In this project we
are going to increase the size of the source datafiles to around
750
megabytes and concentrate more on massaging the data into an
easily
viewable form to look at trends in the internet movie database
over
several decades.
We will randomize the groups again for this project, so you will
be
working with new people.
In this project you
will be looking over the time period from 1910 to (almost) 2010
tracking the careers of a number of actors and directors. Your
main
visualization will be somewhat similar to the NY Times Billboard
rankings from week 5 of the course with time (in years) on the
x-axis
and quality (as measured by the imdb) on the y-axis. By picking
a given
actor or director, the user should be able to see the quality of
his/her work over
the years as a year-by-year bar chart. By choosing another actor
or
director the
user should be able to compare the careers of different people.
Most of the
work
on this project will be in converting the data into an
appropriate
shape
to visualize. The first part of that is cutting down the data
size. To
that end we will limit the dataset by avoiding: tv shows, tv
movies,
video games,
adult films, direct-to-video releases, documentaries, and short
subjects. That should knock the initial 300,000 film entries
down a
fair amount.
You should
then
find the top 5-10 male actors, female actors, and directors for
each
decade. You must to do this in your code, though you can
certainly use
online resources to help you figure out who those people should
be to
make sure your code is working correctly. The top people should
have
done at least m films with more than n votes (where m and n may
depend
on the
decade - document your decisions) For the purpose of this
project a
'top' person is defined by
working on a highly rated film. One way to start is to pick the
top
rated films from each decade and then look for commonalities in
the
cast and directors, count them up, and eventually pick the top
5-10
actors, actresses, directors for each decade. There may be some
overlap
from decade to decade which is fine. You should document the
decisions
that you make to create the algorithm that determines a
top person.
Your code could have one phase where it works out who
the best are and then another phase that does the interactive
visualization - the code does not need to automatically compute
the top
people every time it runs - it could do the computation under
user
control, or only
if that data hasn't been already computed. You could have two
separate
applications - once to parse through the current data and
generate new
data files and another to take those new data files and run the
visualization. The imdb data files are updated regularly so your
code
should continue to run on new datasets unless there is a
significant
change to their format.
Moreso than the
previous projects the work on this one can be split between the
data
side and the visualization side as long as there is a common
data
format to link them. You should quickly work out which of the
imdb data
files you need and what final form you want the data to be in.
Then you
could pick a couple sample actors or directors and generate all
the
appropriate data in the proper form so the visualization work
can
proceed while working out the code to pick the top people
automatically.
For a C you need ...
choose the name of an actor or director from a list on the
screen
and see their career on the graph. If the person did more than
one film
per year then the ratings of those films should be averaged.

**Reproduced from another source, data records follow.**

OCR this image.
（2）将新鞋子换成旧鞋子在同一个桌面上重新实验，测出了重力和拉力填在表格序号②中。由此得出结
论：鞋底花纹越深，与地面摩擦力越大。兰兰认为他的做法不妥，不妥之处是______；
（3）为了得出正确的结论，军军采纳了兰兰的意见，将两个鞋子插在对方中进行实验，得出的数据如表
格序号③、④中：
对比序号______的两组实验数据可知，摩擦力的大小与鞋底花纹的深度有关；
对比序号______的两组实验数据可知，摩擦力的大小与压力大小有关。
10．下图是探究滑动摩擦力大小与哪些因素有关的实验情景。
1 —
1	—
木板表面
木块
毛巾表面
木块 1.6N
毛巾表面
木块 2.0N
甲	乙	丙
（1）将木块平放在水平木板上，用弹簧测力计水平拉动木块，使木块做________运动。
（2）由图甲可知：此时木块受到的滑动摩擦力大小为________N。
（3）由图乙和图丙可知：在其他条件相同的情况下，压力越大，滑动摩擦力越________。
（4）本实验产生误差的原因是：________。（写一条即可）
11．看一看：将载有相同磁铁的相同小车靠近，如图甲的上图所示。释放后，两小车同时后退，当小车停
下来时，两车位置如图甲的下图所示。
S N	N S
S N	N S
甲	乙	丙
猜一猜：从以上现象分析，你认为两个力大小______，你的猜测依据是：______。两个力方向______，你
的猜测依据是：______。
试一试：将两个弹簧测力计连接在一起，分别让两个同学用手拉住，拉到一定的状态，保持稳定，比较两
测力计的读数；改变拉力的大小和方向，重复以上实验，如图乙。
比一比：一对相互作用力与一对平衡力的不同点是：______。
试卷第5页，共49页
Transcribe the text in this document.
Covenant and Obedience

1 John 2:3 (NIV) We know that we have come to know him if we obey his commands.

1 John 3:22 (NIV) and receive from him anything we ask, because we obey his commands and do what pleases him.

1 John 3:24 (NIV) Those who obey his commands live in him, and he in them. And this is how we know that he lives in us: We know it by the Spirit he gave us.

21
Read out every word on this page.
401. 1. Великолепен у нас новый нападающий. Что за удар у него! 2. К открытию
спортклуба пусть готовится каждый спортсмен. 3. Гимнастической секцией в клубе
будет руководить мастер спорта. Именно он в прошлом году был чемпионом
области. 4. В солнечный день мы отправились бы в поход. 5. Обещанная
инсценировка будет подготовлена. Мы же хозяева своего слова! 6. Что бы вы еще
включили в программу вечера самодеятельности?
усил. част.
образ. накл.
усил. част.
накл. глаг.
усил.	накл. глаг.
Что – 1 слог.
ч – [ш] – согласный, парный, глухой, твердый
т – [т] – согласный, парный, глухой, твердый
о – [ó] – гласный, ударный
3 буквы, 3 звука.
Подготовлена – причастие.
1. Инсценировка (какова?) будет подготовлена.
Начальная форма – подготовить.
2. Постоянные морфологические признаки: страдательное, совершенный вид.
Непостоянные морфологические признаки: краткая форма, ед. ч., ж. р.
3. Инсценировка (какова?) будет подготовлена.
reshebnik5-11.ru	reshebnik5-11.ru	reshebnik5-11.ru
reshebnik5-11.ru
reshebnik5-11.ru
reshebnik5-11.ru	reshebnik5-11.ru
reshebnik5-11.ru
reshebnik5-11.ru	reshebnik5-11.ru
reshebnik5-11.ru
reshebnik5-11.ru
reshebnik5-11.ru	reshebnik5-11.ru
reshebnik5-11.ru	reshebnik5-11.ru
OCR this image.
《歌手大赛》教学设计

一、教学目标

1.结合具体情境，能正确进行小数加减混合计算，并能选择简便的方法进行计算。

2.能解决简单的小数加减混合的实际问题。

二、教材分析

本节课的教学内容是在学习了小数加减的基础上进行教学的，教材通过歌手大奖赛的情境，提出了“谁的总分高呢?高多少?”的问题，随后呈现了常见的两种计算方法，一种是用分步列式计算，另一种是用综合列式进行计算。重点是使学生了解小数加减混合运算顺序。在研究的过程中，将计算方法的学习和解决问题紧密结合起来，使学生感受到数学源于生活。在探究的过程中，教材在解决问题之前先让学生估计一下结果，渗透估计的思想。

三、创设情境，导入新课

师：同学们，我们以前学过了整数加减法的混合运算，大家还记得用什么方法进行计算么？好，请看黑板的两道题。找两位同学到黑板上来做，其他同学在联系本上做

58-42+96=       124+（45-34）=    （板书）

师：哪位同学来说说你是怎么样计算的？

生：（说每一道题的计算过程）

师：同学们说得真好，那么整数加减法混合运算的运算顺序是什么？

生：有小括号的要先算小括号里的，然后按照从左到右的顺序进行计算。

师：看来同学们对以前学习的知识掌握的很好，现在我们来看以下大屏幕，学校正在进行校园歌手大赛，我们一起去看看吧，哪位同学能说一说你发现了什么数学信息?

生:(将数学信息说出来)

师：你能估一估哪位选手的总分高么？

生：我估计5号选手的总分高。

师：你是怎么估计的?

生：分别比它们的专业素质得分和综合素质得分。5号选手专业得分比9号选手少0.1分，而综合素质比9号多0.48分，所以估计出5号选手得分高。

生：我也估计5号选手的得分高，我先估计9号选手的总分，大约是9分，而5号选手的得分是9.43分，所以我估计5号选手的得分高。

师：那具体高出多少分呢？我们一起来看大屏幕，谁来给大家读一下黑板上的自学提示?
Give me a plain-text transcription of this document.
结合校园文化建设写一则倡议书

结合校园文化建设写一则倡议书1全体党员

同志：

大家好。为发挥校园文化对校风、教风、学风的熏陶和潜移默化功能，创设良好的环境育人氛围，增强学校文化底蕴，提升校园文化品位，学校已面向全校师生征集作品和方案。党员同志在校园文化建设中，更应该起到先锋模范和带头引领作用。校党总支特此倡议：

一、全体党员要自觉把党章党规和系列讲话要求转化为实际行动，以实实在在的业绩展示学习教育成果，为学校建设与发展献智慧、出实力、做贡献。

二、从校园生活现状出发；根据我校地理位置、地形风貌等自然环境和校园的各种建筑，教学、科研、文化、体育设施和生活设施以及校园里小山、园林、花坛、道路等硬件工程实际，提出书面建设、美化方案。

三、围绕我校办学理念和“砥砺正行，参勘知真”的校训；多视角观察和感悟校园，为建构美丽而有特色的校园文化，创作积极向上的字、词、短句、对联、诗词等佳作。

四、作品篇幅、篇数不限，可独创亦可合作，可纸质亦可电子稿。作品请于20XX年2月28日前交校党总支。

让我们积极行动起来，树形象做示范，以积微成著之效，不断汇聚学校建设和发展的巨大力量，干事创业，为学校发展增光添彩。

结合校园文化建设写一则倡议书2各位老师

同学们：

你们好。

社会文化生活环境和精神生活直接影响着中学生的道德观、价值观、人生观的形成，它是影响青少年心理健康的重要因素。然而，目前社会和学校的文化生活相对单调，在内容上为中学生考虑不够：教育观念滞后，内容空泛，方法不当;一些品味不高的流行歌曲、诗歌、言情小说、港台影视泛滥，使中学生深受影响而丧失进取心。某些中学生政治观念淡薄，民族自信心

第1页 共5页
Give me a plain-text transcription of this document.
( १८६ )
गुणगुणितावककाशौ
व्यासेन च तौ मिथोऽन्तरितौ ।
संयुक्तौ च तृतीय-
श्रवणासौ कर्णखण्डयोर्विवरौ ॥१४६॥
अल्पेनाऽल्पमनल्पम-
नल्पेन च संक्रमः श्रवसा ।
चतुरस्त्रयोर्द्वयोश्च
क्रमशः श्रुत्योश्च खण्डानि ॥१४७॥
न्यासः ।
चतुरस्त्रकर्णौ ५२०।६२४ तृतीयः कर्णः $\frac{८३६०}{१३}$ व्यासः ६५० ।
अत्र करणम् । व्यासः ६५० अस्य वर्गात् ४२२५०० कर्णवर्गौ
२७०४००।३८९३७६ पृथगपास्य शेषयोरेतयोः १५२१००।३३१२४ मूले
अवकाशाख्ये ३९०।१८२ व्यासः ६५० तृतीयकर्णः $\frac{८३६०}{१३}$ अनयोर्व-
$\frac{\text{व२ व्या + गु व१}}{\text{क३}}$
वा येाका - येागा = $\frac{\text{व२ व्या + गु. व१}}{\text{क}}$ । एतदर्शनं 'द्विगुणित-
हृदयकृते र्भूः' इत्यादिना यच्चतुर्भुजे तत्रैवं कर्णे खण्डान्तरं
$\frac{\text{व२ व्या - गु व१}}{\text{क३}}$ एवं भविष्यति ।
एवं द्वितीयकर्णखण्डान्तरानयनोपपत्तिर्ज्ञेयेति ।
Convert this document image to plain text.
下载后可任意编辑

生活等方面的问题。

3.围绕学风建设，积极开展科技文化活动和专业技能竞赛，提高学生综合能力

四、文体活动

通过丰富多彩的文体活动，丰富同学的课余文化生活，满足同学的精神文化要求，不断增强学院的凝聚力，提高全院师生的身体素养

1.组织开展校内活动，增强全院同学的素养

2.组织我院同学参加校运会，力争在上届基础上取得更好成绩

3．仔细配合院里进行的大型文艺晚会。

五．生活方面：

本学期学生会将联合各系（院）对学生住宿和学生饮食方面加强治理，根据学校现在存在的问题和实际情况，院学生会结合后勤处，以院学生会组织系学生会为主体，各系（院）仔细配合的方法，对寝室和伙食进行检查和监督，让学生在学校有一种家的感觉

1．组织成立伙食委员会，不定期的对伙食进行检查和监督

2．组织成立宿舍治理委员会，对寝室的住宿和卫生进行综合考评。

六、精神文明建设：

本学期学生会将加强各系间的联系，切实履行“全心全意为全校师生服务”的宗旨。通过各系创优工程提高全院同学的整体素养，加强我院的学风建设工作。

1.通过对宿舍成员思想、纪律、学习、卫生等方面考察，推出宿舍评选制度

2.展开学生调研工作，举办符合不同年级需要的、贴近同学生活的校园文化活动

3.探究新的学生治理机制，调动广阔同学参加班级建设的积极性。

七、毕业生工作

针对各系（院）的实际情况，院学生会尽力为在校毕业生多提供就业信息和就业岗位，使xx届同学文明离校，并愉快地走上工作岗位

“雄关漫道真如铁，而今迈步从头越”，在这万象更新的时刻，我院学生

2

if a person was both an actor and a director then it should
be
obvious which films were which
ability to see the career of a person with the chart ranging
from
0-10 showing the average of
all films, which you should compute from the films in the
limited
dataset (no tv shows, etc), i.e. the x axis sits at 0
ability to see the chart as ratings above / below the
average of
all films, i.e. the x axis sits at the average
you should check your visualization with a colour blindness
checking web page to see that its ok
the interface should update quickly when the user interacts
ability to mouse over a given column in the chart and see
the
name of that specific film (or films) for that column
For a B you need to add
...
ability to compare n actors and / or directors
simultaneously,
each on their own graph which are aligned in time
in
addition to showing the average of multiple films per year,
it should
also show the minimum and maximum
ability
to
code the columns by genre using a subset of the imdb genre
codes. If a
film has multiple genres then it should have multiple codes.
Very
likely you will need to reduce the number of genres either
by dropping
or combining. Give your rationale for your choices on your
web page.
ability
to
code each decade for a person by the genres they worked in
during that decade
ability
to
show the min / max / average ratings for each decade
ability
to
see a chart showing the overall career in terms of
distribution of
ratings and genres
if
there
are no people selected then clicking on a decade should show
which
people were active that decade, if there are no people
selected then
clicking on a genre should show which people were active in
that genre,
clicking on a decade and a genre would show people in the
intersection.
For an A you need to add
...
ability to pan and compress/expand the years
add the bottom 20 male
actors, female actors, and directors over the last 100 years
who have
done at least 10 films with at least m votes. This is harder
that
finding the top people since you shouldn't pick on complete
unknowns,
so you may end up with just 'mediocre' actors or actors who
are
desperate or who make bad choices on a regular basis.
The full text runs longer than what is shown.